New ambassadors to be named
The Foreign Ministry confirmed on Friday that 11 new ambassadors will soon take up their posts. Martin Povejšil is to replace Milena Vicenová as ambassador to the EU, while Jiří Šedivý will take up Mr Povejšil’s post in NATO. The naming of both men was expected. Others named by the Foreign Ministry include Martin Košatka, who will serve in Croatia, and Milan Dufek who will head the Czech mission in Norway. Personnel changes at missions in South American countries were also announced. On Thursday, news site E15 reported that Petr Kolář would leave as ambassador to Russia this fall, before his mandate was up. Foreign Minister Karel Schwarzenberg, however, would not confirm the move.
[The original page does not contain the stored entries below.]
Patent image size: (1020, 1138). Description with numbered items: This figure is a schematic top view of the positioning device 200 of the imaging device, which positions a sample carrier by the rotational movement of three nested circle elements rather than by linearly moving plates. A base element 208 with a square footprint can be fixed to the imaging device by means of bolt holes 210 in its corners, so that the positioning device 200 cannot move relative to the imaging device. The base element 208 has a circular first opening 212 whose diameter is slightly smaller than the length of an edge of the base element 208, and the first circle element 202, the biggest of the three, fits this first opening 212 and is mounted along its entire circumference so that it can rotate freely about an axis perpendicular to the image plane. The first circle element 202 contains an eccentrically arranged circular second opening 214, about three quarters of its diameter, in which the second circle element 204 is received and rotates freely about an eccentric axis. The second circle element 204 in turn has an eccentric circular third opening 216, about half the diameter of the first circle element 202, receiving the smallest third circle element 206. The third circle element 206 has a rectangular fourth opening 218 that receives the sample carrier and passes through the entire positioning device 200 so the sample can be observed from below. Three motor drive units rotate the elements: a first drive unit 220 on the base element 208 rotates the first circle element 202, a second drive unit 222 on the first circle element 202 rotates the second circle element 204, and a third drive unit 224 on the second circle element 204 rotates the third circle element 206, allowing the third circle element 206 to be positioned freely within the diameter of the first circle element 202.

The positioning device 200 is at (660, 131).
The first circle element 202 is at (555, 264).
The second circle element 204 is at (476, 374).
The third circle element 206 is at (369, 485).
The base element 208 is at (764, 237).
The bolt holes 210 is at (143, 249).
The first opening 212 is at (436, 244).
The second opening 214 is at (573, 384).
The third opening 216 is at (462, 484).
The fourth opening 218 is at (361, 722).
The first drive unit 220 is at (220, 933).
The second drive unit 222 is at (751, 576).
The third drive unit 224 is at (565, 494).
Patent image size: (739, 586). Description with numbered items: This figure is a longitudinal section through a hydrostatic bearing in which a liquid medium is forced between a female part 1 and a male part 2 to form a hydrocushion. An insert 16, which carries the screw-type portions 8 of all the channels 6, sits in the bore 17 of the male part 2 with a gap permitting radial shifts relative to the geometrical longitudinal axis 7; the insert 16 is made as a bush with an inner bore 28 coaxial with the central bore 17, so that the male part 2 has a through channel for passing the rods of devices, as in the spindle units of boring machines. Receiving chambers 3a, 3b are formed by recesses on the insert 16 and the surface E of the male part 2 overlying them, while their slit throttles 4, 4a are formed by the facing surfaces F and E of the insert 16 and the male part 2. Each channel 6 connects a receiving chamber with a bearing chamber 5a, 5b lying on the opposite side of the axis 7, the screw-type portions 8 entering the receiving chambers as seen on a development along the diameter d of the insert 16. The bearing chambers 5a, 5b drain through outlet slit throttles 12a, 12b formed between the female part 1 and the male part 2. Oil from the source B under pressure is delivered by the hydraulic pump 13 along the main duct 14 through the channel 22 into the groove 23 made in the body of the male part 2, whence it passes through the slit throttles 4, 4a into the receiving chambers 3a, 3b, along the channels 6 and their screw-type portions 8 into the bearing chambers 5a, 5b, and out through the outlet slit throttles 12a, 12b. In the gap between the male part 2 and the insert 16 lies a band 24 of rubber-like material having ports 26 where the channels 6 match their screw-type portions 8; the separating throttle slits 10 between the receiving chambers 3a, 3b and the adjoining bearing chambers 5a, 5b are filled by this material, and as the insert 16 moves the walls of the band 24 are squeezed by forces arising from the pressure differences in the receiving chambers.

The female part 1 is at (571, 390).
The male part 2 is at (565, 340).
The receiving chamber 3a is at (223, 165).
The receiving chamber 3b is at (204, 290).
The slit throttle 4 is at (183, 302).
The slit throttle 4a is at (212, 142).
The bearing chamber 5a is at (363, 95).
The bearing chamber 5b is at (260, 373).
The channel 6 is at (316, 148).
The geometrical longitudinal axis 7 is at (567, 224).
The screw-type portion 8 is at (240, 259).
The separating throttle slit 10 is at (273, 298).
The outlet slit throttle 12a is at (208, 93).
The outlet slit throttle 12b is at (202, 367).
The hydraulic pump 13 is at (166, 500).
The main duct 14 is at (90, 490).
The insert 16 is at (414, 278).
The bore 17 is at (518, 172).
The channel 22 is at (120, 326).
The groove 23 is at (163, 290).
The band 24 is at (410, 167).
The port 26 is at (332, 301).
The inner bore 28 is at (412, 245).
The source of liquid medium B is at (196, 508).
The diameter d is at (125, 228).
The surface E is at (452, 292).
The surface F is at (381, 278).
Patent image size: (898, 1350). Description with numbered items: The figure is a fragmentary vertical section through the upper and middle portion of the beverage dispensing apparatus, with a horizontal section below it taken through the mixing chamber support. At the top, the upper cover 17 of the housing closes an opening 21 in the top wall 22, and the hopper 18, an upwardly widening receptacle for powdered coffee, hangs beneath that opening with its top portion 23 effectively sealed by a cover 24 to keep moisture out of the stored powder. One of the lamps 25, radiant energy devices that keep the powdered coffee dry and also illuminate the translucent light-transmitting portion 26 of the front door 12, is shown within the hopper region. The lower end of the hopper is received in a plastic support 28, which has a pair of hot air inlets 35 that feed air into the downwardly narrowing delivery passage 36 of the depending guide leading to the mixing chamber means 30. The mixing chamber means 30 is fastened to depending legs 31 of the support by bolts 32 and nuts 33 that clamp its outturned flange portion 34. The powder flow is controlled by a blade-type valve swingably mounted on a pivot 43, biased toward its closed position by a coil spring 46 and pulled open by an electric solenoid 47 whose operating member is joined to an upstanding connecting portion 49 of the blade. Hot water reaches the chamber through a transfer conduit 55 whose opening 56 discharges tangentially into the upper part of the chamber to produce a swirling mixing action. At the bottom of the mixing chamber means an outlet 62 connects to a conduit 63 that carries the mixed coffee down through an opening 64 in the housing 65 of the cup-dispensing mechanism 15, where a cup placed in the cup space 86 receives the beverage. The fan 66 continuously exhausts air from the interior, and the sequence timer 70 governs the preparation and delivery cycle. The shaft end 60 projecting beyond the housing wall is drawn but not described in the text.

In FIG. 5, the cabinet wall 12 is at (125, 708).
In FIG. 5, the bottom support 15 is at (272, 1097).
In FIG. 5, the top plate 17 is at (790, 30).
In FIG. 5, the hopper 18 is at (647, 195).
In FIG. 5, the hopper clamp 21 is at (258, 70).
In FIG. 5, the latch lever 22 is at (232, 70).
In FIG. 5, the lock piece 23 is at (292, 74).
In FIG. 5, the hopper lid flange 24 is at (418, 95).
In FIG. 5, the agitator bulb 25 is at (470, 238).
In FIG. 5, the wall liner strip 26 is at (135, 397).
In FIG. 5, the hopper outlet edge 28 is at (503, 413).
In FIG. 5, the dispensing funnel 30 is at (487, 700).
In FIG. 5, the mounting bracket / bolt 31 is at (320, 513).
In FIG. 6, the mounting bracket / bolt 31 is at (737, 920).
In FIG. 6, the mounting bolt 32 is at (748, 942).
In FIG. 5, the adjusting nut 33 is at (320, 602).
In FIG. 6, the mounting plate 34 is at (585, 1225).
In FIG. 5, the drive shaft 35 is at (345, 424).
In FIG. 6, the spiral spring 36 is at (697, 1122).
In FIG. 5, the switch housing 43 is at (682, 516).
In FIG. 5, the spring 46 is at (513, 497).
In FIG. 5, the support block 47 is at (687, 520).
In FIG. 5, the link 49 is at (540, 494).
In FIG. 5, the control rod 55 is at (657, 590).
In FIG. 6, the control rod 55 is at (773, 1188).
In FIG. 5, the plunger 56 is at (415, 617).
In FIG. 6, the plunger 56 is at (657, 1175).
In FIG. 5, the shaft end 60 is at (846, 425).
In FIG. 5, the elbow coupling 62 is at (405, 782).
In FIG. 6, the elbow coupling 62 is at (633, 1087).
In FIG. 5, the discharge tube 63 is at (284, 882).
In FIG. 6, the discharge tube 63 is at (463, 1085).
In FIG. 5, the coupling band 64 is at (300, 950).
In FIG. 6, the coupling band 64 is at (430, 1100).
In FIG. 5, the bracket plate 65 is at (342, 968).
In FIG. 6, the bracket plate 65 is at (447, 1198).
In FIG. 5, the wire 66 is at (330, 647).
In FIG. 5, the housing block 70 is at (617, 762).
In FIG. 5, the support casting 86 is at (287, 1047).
Foreign Ministry: Czech embassy in Syria not facing imminent threat
The Foreign Ministry has said despite continuing violence and fighting in Syria the Czech embassy in Damascus is not under imminent threat. The ministry was replying to an enquiry by the ČTK agency; according to officials, appropriate security steps have been taken, and the situation is monitored around the clock. On Thursday in Syria, more than 300 people were reported killed in the conflict; central Damascus remains under control of government forces, Czech diplomatic sources said.
No word yet from Švejnar
Czech-American economist Jan Švejnar has not taken a final decision yet on whether to run in next year’s presidential election, the first time Czech voters will choose their president directly. Mr Švejnar, considered a possible strong contender according to numerous opinion polls, will reportedly decide over the remainder of the summer. Originally, Mr Švejnar said he would announce his intentions after a procedural bill on the upcoming election was passed in Parliament; that took place earlier this week. Now the bill must be signed by President Václav Klaus who completes his final term in March 2013.
Mládek to tour in the autumn
Czech entertainer and musician Ivan Mládek, who turned 70 earlier this year, will go on tour this autumn, with dates in nine towns and cities. He will perform well-known hits, including Jožin z bažin as an encore, with the Banjo Band, the Czech news agency reported. The first concert of “The Last Tour”, as it has been called, has been set for October 17. Mládek is the author of more than 400 songs. In the ‘90s he starred in a popular TV variety show.
The weekend will be mostly partly cloudy with rain in places and daytime highs of around 22 degrees Celsius.